Como se vê, alguns dos muitos problemas reais enfrentados por Dirceu em 1994 não vinham da esquerda petista que ele
tanto ataca. Vieram dos setores com os quais ele se aliaria para derrotar a
esquerda petista.
Concluo esta
terceira parte da análise das Memórias, citando o parágrafo da página 266 em
que Dirceu faz um balanço das eleições de 1994:
“Era possível vencer em 1994? Não. Perdemos por causa do
Real? Não. Perdemos antes da eleição, na decisão “Fora Itamar”, na divisão
interna, na eleição da Nova Maioria, na coordenação tripartite da campanha na
TV e no Rádio, nas ilusões sobre Covas e o PSDB. Tratava-se da pior derrota e
merecia uma resposta à altura da nossa parte.”
É a primeira
vez que eu leio, em algum lugar, esta subestimação acerca do Real.
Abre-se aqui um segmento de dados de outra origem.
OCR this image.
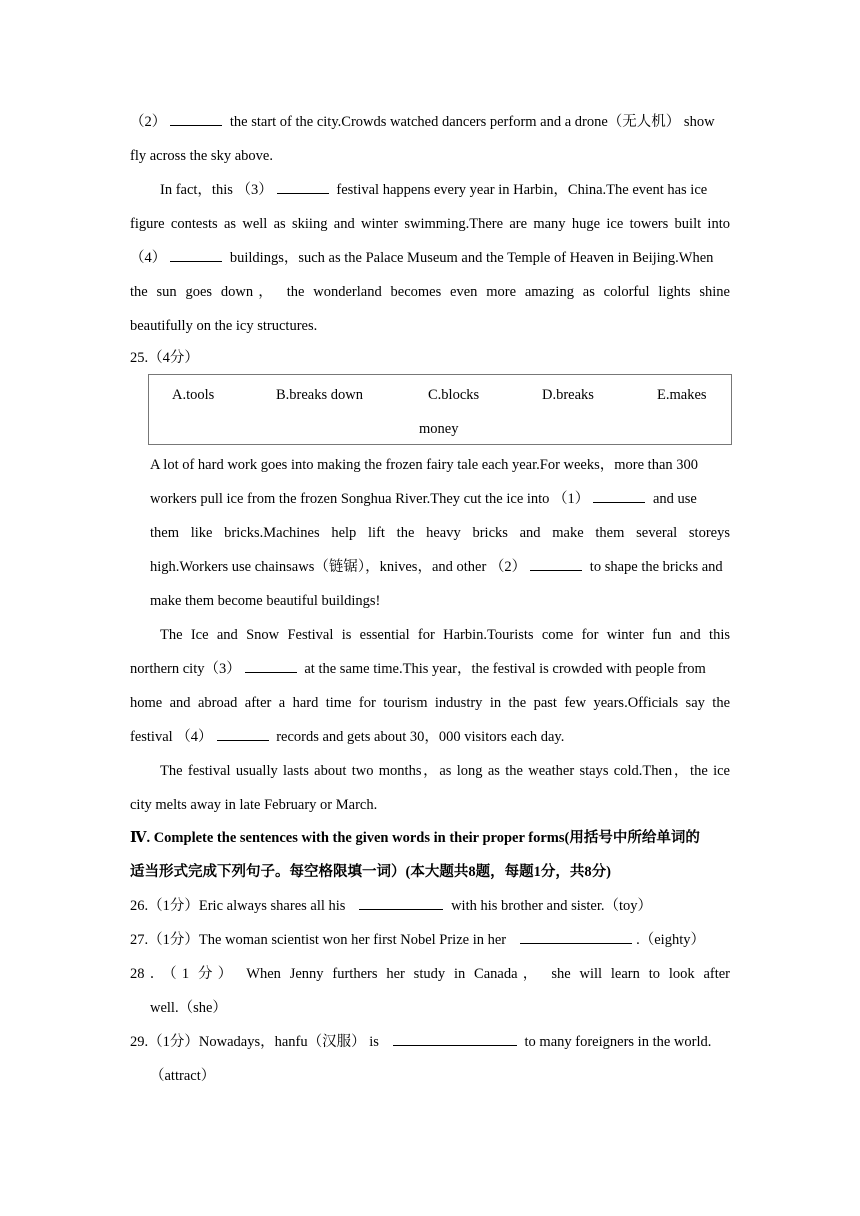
（2）	the start of the city.Crowds watched dancers perform and a drone（无人机） show
fly across the sky above.
In fact，this （3）	festival happens every year in Harbin，China.The event has ice
figure contests as well as skiing and winter swimming.There are many huge ice towers built into
（4）	buildings，such as the Palace Museum and the Temple of Heaven in Beijing.When
the sun goes down， the wonderland becomes even more amazing as colorful lights shine
beautifully on the icy structures.
25.（4分）
A.tools	B.breaks down	C.blocks	D.breaks	E.makes
money
A lot of hard work goes into making the frozen fairy tale each year.For weeks，more than 300
workers pull ice from the frozen Songhua River.They cut the ice into （1）	and use
them like bricks.Machines help lift the heavy bricks and make them several storeys
high.Workers use chainsaws（链锯），knives，and other （2）	to shape the bricks and
make them become beautiful buildings!
The Ice and Snow Festival is essential for Harbin.Tourists come for winter fun and this
northern city（3）	at the same time.This year，the festival is crowded with people from
home and abroad after a hard time for tourism industry in the past few years.Officials say the
festival （4）	records and gets about 30，000 visitors each day.
The festival usually lasts about two months，as long as the weather stays cold.Then，the ice
city melts away in late February or March.
Ⅳ. Complete the sentences with the given words in their proper forms(用括号中所给单词的
适当形式完成下列句子。每空格限填一词）(本大题共8题，每题1分，共8分)
26.（1分）Eric always shares all his	with his brother and sister.（toy）
27.（1分）The woman scientist won her first Nobel Prize in her	.（eighty）
28．（1 分） When Jenny furthers her study in Canada， she will learn to look after
well.（she）
29.（1分）Nowadays，hanfu（汉服） is	to many foreigners in the world.
（attract）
Trata-se de
uma posição insustentável no plano dos argumentos. Todo mundo sabe que o
impacto eleitoral do Real foi colossal. Os demais fatores podem ter contribuído
mais ou menos. Mas subestimar o peso do Real faz sentido, para quem precisava
imputar à esquerda petista, majoritária no DN, a responsabilidade pela derrota.
(E por falar em ilusões sobre o PSDB, vale lembrar que um encontro extraordinário do PT em SP decidiu, por maioria, apoiar Covas no segundo turno das eleições estaduais. A posição majoritária foi apoiada por Dirceu. E por David Capistrano, entre muitos outros dirigentes do Hora da Verdade/Articulação de Esquerda. Prevaleceu a "ladainha" de que devíamos apoiar o PSDB contra a direita.)
A partir
daqui começou, para Dirceu e para o PT, uma nova fase: a de preparar a derrota da esquerda petista no Encontro de Guarapari, em 1995.
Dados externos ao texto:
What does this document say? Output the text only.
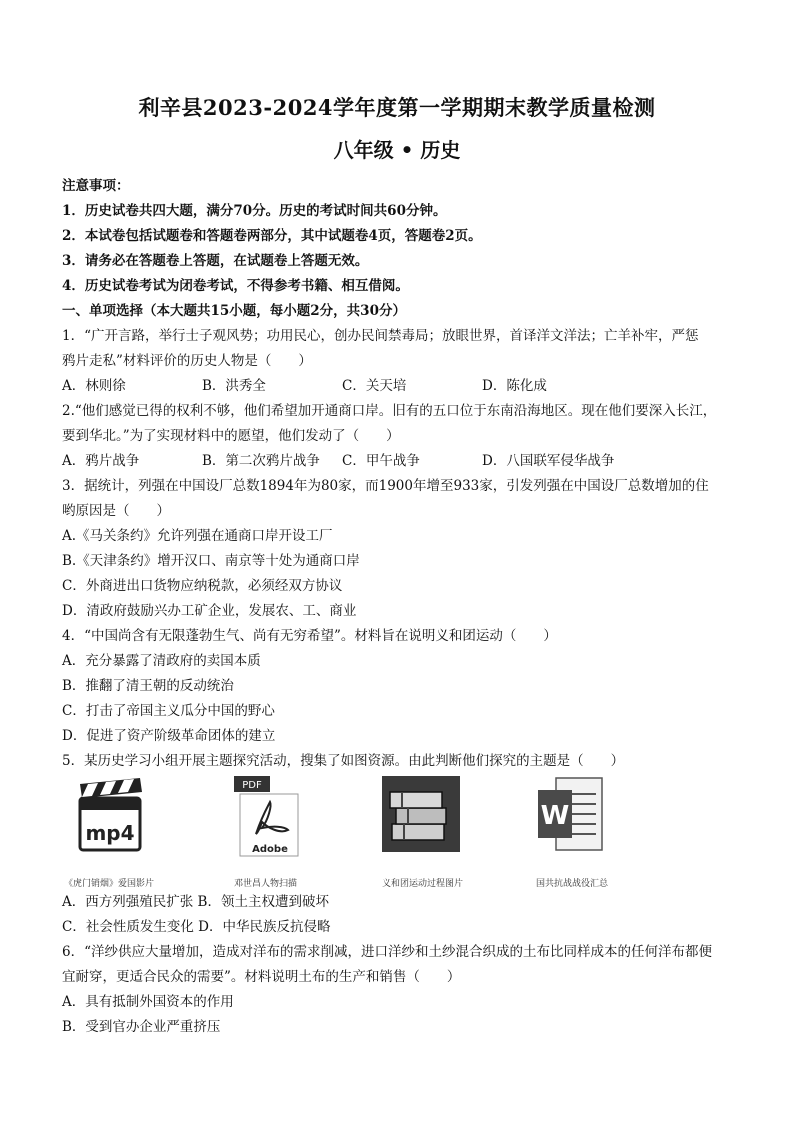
利辛县2023-2024学年度第一学期期末教学质量检测
八年级 • 历史
注意事项：
1．历史试卷共四大题，满分70分。历史的考试时间共60分钟。
2．本试卷包括试题卷和答题卷两部分，其中试题卷4页，答题卷2页。
3．请务必在答题卷上答题，在试题卷上答题无效。
4．历史试卷考试为闭卷考试，不得参考书籍、相互借阅。
一、单项选择（本大题共15小题，每小题2分，共30分）
1．“广开言路，举行士子观风势；功用民心，创办民间禁毒局；放眼世界，首译洋文洋法；亡羊补牢，严惩
鸦片走私”材料评价的历史人物是（　　）
A．林则徐	B．洪秀全	C．关天培	D．陈化成
2.“他们感觉已得的权利不够，他们希望加开通商口岸。旧有的五口位于东南沿海地区。现在他们要深入长江，
要到华北。”为了实现材料中的愿望，他们发动了（　　）
A．鸦片战争	B．第二次鸦片战争	C．甲午战争	D．八国联军侵华战争
3．据统计，列强在中国设厂总数1894年为80家，而1900年增至933家，引发列强在中国设厂总数增加的住
哟原因是（　　）
A.《马关条约》允许列强在通商口岸开设工厂
B.《天津条约》增开汉口、南京等十处为通商口岸
C．外商进出口货物应纳税款，必须经双方协议
D．清政府鼓励兴办工矿企业，发展农、工、商业
4．“中国尚含有无限蓬勃生气、尚有无穷希望”。材料旨在说明义和团运动（　　）
A．充分暴露了清政府的卖国本质
B．推翻了清王朝的反动统治
C．打击了帝国主义瓜分中国的野心
D．促进了资产阶级革命团体的建立
5．某历史学习小组开展主题探究活动，搜集了如图资源。由此判断他们探究的主题是（　　）
mp4
《虎门销烟》爱国影片
PDF
Adobe
邓世昌人物扫描	义和团运动过程图片
W
国共抗战战役汇总
A．西方列强殖民扩张 B．领土主权遭到破坏
C．社会性质发生变化 D．中华民族反抗侵略
6．“洋纱供应大量增加，造成对洋布的需求削减，进口洋纱和土纱混合织成的土布比同样成本的任何洋布都便
宜耐穿，更适合民众的需要”。材料说明土布的生产和销售（　　）
A．具有抵制外国资本的作用
B．受到官办企业严重挤压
As opções feitas naquele ano contribuíram para a vitória de 2002, mas também contribuíram para o que ocorreria
em 2005.
Mas isto
fica para a próxima parte deste texto.
(Sem revisão. Aliás, agradeço a quem se disponha a indicar eventuais erros de digitação ou mesmo informações equivocadas.)
(Sem revisão. Aliás, agradeço a quem se disponha a indicar eventuais erros de digitação ou mesmo informações equivocadas.)